Suspirei de frustração ao sentir a repreensão no tom de voz da fada a minha frente.
- Era um texto de alerta para o leitor. Nunca imaginei que fosse real, pelo contrário pensei fosse o autor a tentar dar um toque realista ao seu livro. É muito comum em alguns livros de fantasia. - Suspirei indignada comigo mesma. - Não pode me culpar por ter curiosidade em relação ao livro.
- Ah! A curiosidade matou o gato, sabia! - ela exclamou exageradamente - Essa é uma expressão muito usada pelos humanos. Justamente porque vocês humanos são muito curiosos por natureza.

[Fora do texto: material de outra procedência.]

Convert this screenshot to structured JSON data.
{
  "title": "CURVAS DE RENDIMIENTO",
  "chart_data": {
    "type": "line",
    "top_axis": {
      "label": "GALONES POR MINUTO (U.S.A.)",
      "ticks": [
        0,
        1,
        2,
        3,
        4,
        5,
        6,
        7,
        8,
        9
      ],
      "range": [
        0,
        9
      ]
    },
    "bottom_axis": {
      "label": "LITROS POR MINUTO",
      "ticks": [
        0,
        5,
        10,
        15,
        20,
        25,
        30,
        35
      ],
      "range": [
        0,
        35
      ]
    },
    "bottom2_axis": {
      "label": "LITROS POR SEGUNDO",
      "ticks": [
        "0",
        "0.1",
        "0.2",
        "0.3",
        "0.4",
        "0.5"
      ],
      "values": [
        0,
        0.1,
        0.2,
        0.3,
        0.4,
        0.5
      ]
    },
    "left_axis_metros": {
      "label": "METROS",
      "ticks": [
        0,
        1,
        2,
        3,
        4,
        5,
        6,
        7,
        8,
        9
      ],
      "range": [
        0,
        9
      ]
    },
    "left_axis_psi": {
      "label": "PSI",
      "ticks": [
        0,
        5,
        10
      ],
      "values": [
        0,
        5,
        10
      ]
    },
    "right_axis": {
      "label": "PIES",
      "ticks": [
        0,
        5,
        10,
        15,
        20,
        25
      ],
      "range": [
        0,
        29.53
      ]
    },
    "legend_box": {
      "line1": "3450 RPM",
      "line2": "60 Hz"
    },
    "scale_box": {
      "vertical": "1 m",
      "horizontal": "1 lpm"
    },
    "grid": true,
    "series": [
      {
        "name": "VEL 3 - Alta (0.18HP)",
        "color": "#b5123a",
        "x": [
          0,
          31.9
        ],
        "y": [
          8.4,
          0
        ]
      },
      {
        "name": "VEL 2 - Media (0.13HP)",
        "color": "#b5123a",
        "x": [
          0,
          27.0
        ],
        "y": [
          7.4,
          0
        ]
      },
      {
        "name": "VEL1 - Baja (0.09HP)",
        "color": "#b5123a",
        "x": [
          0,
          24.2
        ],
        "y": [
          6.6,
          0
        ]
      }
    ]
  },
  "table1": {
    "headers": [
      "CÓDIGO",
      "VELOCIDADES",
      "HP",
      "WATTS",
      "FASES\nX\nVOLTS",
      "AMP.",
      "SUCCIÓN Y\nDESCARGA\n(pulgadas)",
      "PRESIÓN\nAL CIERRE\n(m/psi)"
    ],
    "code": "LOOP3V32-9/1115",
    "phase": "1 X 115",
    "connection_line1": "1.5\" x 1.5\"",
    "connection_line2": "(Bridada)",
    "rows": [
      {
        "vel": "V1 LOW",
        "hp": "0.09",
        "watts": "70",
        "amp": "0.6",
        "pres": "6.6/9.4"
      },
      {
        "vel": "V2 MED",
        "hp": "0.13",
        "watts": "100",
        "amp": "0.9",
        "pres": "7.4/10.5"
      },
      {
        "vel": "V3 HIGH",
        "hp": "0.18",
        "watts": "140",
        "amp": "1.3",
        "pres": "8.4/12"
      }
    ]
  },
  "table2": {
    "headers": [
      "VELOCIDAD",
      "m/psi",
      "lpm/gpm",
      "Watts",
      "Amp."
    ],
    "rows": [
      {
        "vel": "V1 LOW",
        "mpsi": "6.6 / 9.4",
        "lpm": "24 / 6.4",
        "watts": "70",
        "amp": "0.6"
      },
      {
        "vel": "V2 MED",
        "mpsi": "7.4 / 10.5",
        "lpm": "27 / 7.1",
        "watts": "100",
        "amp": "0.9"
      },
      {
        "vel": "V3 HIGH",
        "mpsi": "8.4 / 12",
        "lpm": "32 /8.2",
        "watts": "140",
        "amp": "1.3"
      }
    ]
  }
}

Olhei para a fada, desta vez a avaliar a mesma. Ela tinha uma beleza perfeita e angelical. Nunca tinha visto alguém tão bela na minha vida. Asas transparentes se sobressaiam das suas costas, e brilhavam continuamente numa cor violeta. A mesma cor das suas vestes. Uma coroa de diamante repousava nos seus cabelos delicados. Também ela brilhava com a luz. Era tudo tão perfeito e delicado nela que eu me sentia rude na minha forma de ser pouco delicada no meu dia-à-dia. Principalmente quando estou a trabalhar na biblioteca.
- Oh meu Deus a biblioteca! - Exclamei - Eu tenho que voltar agora. Hoje é a minha de fazer o fecho do espaço. - gritei desesperada - Como faço para voltar?
Recebo de volta um olhar inquisidor da fada. Que me olhava continuamente.
- Não poderás voltar Essas palavras caíram no meu cérebro como uma bomba atómica.
- Como assim não posso voltar? - o desespero aumentou e o pânico tomou conta de mim. - Por favor, eu preciso de voltar.
- Isso não depende de mim.
- Então depende de quem? - questionei
- Depende unicamente de ti. Foste tu a causadora da tua chegada nesse mundo. Então és a única que poderá te fazer voltar.
Com os olhos arregalados deixei que a frustração tomasse conta de mim e entrei em pânico.
- Como vou fazer isso? Eu não sei o que fazer para voltar. Por favor ajuda-me. Eu imploro-lhe. - juntei as mãos como se estivesse a rezar e olhei para ela com as lágrimas a começar a queimar nos meus olhos.
- O livro só te deixará voltar quando a tua história chegar ao fim.
- Como vou fazer isso? - disse desesperada
- Terás que fazer o papel que te foi incumbido. A de sacerdotisa guardiã da jóia sagrada. - ela falou tão calmamente que pareceu ser a coisa mais fácil do universo. - Assim poderei firmar um pacto contigo, onde tu poderás voltar para o teu mundo caso a tua missão neste mundo for concluída com sucesso.
- Sacerdotisa guardiã da jóia sagrada. - repito confusa.
A Rainha voava ao meu redor enquanto me sentenciou com aquelas palavras que saiam da sua boca. Eu podia jurar sentir uma leve excitação na sua voz.
- Aceita ser a Sacerdotisa guardiã da jóia sagrada de livre e espontânea vontade? - a pergunta sai tão solene da boca dela que eu acabei por responder da mesma forma, quase automático.
- Eu Risya aceito de livre e espontânea vontade ser a Sacerdotisa guardiã da jóia sagrada a partir deste momento.
- O pacto está feito - ela levantou a sua varinha no ar e fez um feitiço que caiu sobre a minha cabeça em forma de pó mágico.